図9 鉄の生産工程がわかることと認知,情意的な側面の目標とのかかわり
図9 鉄の生産工程がわかることと認知,情意的な側面の目標とのかかわり

 図9の1,2,3は,「関心・態度」の小単元の目標である。これらの目標に,「鉄の生産工程がわかる」ということがどうかかわっているかは,次の表10に示すとおりである。

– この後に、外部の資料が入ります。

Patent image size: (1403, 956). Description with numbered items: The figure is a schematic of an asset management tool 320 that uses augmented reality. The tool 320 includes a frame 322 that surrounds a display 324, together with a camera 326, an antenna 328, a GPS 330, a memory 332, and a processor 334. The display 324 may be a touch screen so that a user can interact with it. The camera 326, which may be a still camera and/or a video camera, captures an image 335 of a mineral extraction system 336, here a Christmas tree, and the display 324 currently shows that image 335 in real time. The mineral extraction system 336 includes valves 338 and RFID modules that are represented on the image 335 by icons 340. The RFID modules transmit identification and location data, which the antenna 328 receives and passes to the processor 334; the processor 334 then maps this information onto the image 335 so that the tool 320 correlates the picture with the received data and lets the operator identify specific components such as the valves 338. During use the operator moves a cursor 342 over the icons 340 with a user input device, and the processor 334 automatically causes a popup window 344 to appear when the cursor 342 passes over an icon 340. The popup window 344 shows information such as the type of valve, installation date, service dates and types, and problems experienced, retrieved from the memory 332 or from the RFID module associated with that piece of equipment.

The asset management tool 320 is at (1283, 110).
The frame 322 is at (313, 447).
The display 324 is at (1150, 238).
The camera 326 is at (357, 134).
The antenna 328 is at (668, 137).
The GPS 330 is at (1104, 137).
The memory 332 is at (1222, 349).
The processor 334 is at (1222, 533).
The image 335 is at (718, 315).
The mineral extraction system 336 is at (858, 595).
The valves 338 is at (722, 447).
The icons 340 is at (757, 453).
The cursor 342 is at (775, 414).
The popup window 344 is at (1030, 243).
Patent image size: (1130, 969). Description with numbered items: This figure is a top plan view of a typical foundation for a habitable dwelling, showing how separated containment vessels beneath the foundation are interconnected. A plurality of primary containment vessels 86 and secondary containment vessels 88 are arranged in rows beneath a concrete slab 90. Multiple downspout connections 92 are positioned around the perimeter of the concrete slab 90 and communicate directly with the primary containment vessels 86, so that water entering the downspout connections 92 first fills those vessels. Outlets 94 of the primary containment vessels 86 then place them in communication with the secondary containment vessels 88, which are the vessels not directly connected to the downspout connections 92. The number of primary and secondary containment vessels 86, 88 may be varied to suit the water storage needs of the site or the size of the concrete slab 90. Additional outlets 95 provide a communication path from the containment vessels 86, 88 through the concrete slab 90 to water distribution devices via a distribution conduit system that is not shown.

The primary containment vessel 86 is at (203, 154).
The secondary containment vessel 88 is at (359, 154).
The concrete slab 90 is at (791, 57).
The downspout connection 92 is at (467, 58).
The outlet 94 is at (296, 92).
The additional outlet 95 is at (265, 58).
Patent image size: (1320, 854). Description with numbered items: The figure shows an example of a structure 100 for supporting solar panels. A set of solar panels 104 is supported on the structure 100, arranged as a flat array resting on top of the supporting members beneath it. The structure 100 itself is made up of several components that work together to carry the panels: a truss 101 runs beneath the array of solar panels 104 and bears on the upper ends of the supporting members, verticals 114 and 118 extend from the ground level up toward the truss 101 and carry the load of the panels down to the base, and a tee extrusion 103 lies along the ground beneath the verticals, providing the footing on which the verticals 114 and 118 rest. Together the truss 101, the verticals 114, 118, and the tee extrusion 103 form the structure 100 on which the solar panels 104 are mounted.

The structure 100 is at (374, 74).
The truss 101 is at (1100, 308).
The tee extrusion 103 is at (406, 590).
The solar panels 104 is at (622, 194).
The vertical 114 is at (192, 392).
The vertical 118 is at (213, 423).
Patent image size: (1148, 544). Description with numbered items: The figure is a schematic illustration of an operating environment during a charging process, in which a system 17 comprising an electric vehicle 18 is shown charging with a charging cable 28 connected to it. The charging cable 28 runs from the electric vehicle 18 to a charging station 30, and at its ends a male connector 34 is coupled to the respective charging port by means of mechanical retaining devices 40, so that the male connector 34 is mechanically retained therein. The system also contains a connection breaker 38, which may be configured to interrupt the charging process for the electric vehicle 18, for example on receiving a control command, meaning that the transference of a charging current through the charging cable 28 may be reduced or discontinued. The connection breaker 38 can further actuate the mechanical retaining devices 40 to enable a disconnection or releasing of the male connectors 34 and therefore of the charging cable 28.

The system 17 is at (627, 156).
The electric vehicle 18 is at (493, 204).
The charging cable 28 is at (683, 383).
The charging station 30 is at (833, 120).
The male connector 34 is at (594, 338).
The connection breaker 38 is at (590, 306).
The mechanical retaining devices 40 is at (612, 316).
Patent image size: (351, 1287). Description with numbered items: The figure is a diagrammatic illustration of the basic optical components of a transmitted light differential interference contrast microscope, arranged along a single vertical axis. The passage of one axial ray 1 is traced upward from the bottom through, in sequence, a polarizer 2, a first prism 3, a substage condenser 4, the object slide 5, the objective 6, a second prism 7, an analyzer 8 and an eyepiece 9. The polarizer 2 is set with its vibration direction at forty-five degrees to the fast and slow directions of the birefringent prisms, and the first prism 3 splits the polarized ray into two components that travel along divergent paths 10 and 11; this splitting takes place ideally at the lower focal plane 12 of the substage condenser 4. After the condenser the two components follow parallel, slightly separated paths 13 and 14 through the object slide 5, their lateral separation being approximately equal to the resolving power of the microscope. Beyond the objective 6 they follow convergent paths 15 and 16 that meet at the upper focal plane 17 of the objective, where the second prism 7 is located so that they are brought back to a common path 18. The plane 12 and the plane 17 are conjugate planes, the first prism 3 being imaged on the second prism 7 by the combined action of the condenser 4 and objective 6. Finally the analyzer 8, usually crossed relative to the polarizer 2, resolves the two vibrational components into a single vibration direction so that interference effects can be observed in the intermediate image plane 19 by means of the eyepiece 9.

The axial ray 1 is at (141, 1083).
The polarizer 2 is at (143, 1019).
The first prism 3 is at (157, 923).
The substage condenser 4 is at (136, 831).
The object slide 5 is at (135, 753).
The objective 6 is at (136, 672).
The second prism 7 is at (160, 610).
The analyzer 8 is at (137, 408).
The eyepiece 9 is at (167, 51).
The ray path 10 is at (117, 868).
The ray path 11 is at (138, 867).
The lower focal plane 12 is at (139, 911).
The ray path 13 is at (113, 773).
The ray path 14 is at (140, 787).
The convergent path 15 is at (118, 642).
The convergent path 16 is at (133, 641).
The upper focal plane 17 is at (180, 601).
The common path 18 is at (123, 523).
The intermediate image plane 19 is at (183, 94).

表10 「鉄の生産工程がわかること」と「関心・態度」

「鉄の生産工程がわかる」こととのかかわり・製鉄所の立地は,鉄の生産工程によって条件づけられてくるところが大きい。・原料との関係からの臨海立地・一連の生産工程と工場敷地との関係・生産技術を問題にしようとするとき,工程のどの部分のどんな作業かが明らかでないと進歩の意味がとらえられず,従事する人々について共感的であることが難しくなる。・圧延工場の役割・熱い鋼をどのように冷やし.のばすか・製鉄に必要な資源の確保と利用は,鉄の生産工程の理解なしには考えられない。・原料としての鉄鉱石などを外国からの輸入にたよる・鉄の生産には,大量の水が必要

 「鉄の生産工程がわかる」というのは,単に下の図10に示す(A)のような流れや,原料,工場など名称がわかるということではない。(B)のような,それぞれの働きや内容についてのおよその理解をともなって「分かった」ということになるのである。